Ratio and Proportion – Important Formulas
The Ratio of two amounts an and b in the same units, is the part and we compose it as a : b.
In the Ratio a : b, we call an as the principal term or predecessor and b, the second term or subsequent.
Eg. The Ratio 5 : 9 represent 5/9 with predecessor = 5, resulting = 9.
Principle: The increase or division of every term of a proportion by the same non-zero number does not influence the Ratio.
Eg. 4 : 5 = 8 : 10 = 12 : 15. Additionally, 4 : 6 = 2 : 3.

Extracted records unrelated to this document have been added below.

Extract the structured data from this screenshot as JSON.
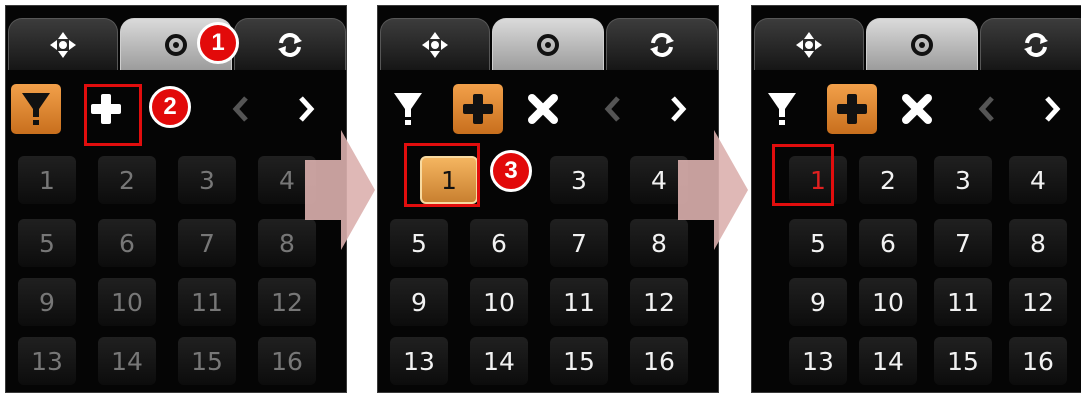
{
  "tabs": {
    "move_icon": "move-arrows-icon",
    "view_icon": "circle-dot-icon",
    "refresh_icon": "refresh-icon"
  },
  "toolbar": {
    "filter_icon": "funnel-icon",
    "add_icon": "plus-icon",
    "delete_icon": "x-icon",
    "prev_label": "<",
    "next_label": ">"
  },
  "presets": [
    "1",
    "2",
    "3",
    "4",
    "5",
    "6",
    "7",
    "8",
    "9",
    "10",
    "11",
    "12",
    "13",
    "14",
    "15",
    "16"
  ],
  "steps": {
    "step1": "1",
    "step2": "2",
    "step3": "3"
  },
  "colors": {
    "orange": "#e7871f",
    "red": "#e20d0d",
    "flow_arrow": "#dba9a9"
  }
}
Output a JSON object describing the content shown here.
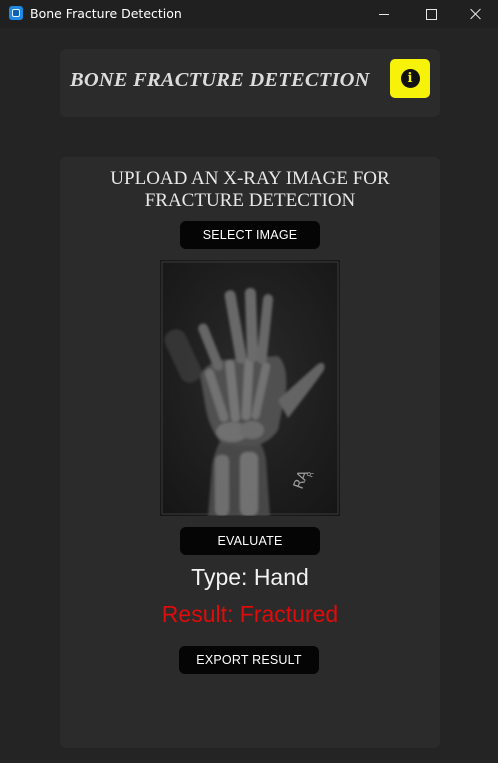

The fairness of two Ratio is called proportion. In the event that a : b = c : d, we compose a : b :: c : d and we say that a, b, c, d are in proportion.
Here an and d are called extremes, while b and c are called mean terms.
Result of means = Product of extremes.
In this manner, a : b :: c : d (b x c) = (a x d).
In the event that a : b = c : d, then d is known as the fourth proportion to a, b, c.
a : b = c : d, then c is known as the third proportion to an and b.
Mean proportion amongst an and b is √ab
4.Comparison of Ratios:
We say that
|(a : b) > (c : d)||a||>||c||.|
The Compound Ratio of the ratio: (a : b), (c : d), (e : f) is (pro : bdf).
Duplicate Ratio of (a : b) is (a² : b²).
Sub-Duplicate Ratio of (a : b) is (a : b).
Triplicate ratio of (a : b) is (a³ : b³).
Sub-triplicate ratio of (a : b) is (a1/3 : b1/3).
In the event that a =
|If||a||=||c||, then||a + b||=||c + d||. [componendo and dividendo]|
|b||d||a – b||c – d|
We say that x is specifically proportional to y, if x = ky for some steady k and we compose, x y.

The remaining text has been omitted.